A painting in the series, Woman-Ochre (1954–55), was gifted to the University of Arizona Museum of Art (UAMA) in 1958 by collector Edward Joseph Gallagher, Jr. It was regularly exhibited at UAMA and loaned to important exhibitions on de Kooning and related artists at major museums in the United States.
On the day after Thanksgiving 1985, Woman-Ochre was stolen from the university museum. That morning, a man and a woman followed a museum staff member inside when the museum opened. The woman distracted a security guard while the man went upstairs and cut Woman-Ochre from its frame, ripping the canvas off its backing and rolling it up to conceal it. The two hurried out of the museum and never returned. They were in the museum for less than 15 minutes.
Return of a Painting
The painting remained missing for more than thirty years until August 2017, when antiques dealer David Van Auker purchased a group of furniture and art, including the painting, at a posthumous estate sale of an Arizona couple. While the painting was on display in his New Mexico store, several customers commented on its resemblance to de Kooning’s work, prompting Van Auker to research the artist and connect his purchased painting with the 1985 theft. Van Auker contacted UAMA staff, who traveled to New Mexico to retrieve the painting and bring it back to the museum in Tucson. Despite the painting’s discovery, the theft has not been solved; the FBI investigation into who stole the painting is ongoing.
Once the painting was returned to the museum, conservators were able to examine it carefully and match it to the remnants of the cut canvas they had preserved after the robbery, confirming the painting was in fact Woman-Ochre.
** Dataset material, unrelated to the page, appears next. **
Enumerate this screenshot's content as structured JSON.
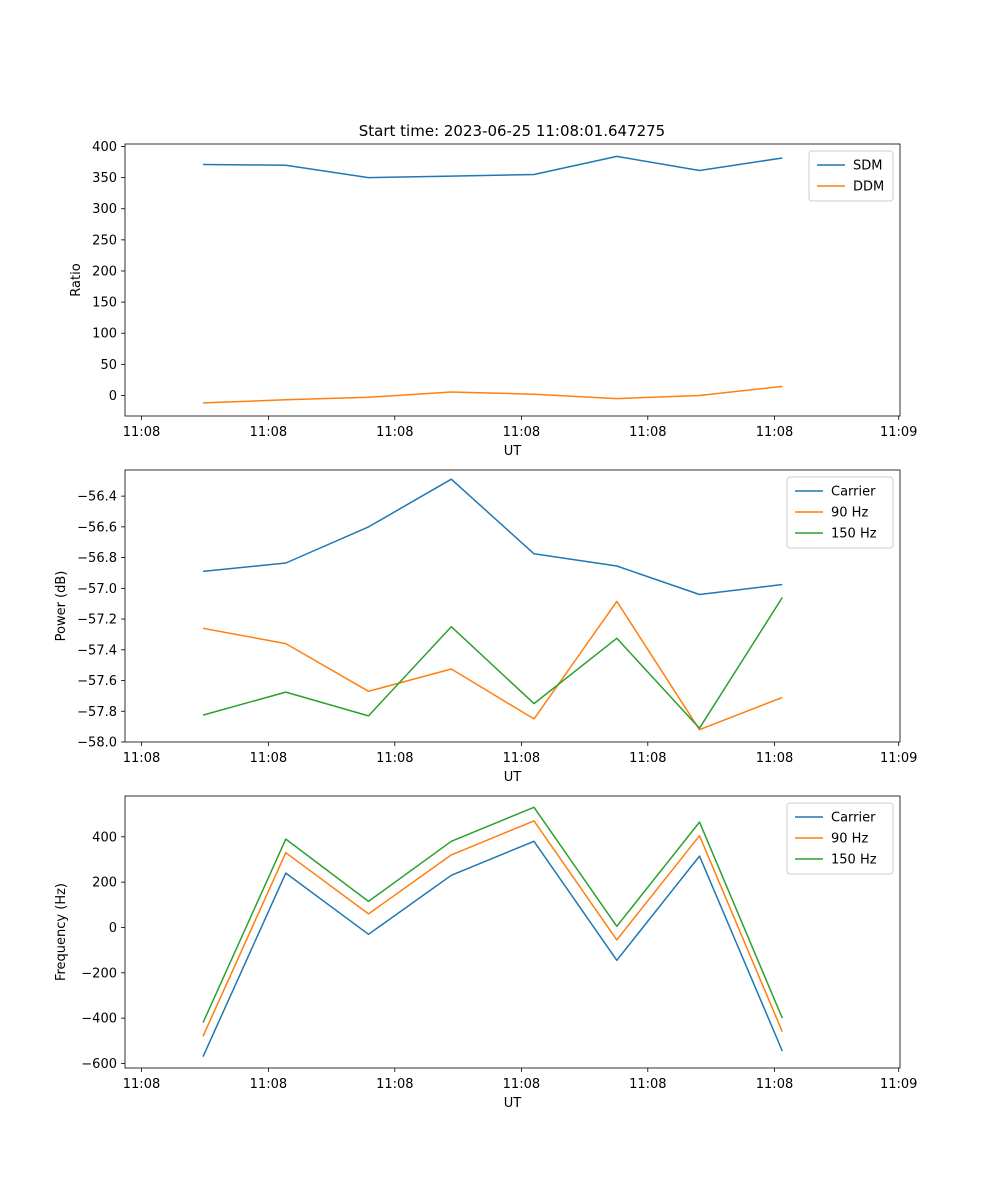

Badly damaged during the theft and from its decades-long disappearance, the painting now needs professional care.
The video below, from the University of Arizona, provides a look behind the scenes at the return, examination, and identification of the stolen painting.
The Conservation Project
Through an agreement with the University of Arizona, conservators at the Getty Museum and scientists at the Getty Conservation Institute will work together to study, repair, clean, conserve, and document the painting. This work will include reuniting it with the original frame as well as repairing and restoring remnants of the canvas that were left behind after the theft and retained by the UAMA since 1985.
The Getty is well versed in the work of de Kooning, whose idiosyncratic working methods have created intense speculation and debate among conservators and art historians, primarily from visual inspection and anecdotal accounts rather than rigorous technical analysis. In 2010, the Conservation Institute worked closely with Susan Lake, then head of collection management and chief conservator at the Hirshhorn Museum and Sculpture Garden in Washington D.C., on an in-depth study of de Kooning’s paintings from the 1940s through the 1970s, published by the Getty as Willem de Kooning: The Artist’s Materials.
The Getty-University of Arizona project will also be a teaching tool, providing access and information to graduate-level conservation and science students at local universities as well as those from the University of Arizona.
On View at the Getty
The project begins in April 2019 and is expected to take approximately a year and half. In summer 2020, the painting will go on view temporarily at the Getty Museum before returning to its home at the UA Museum of Art.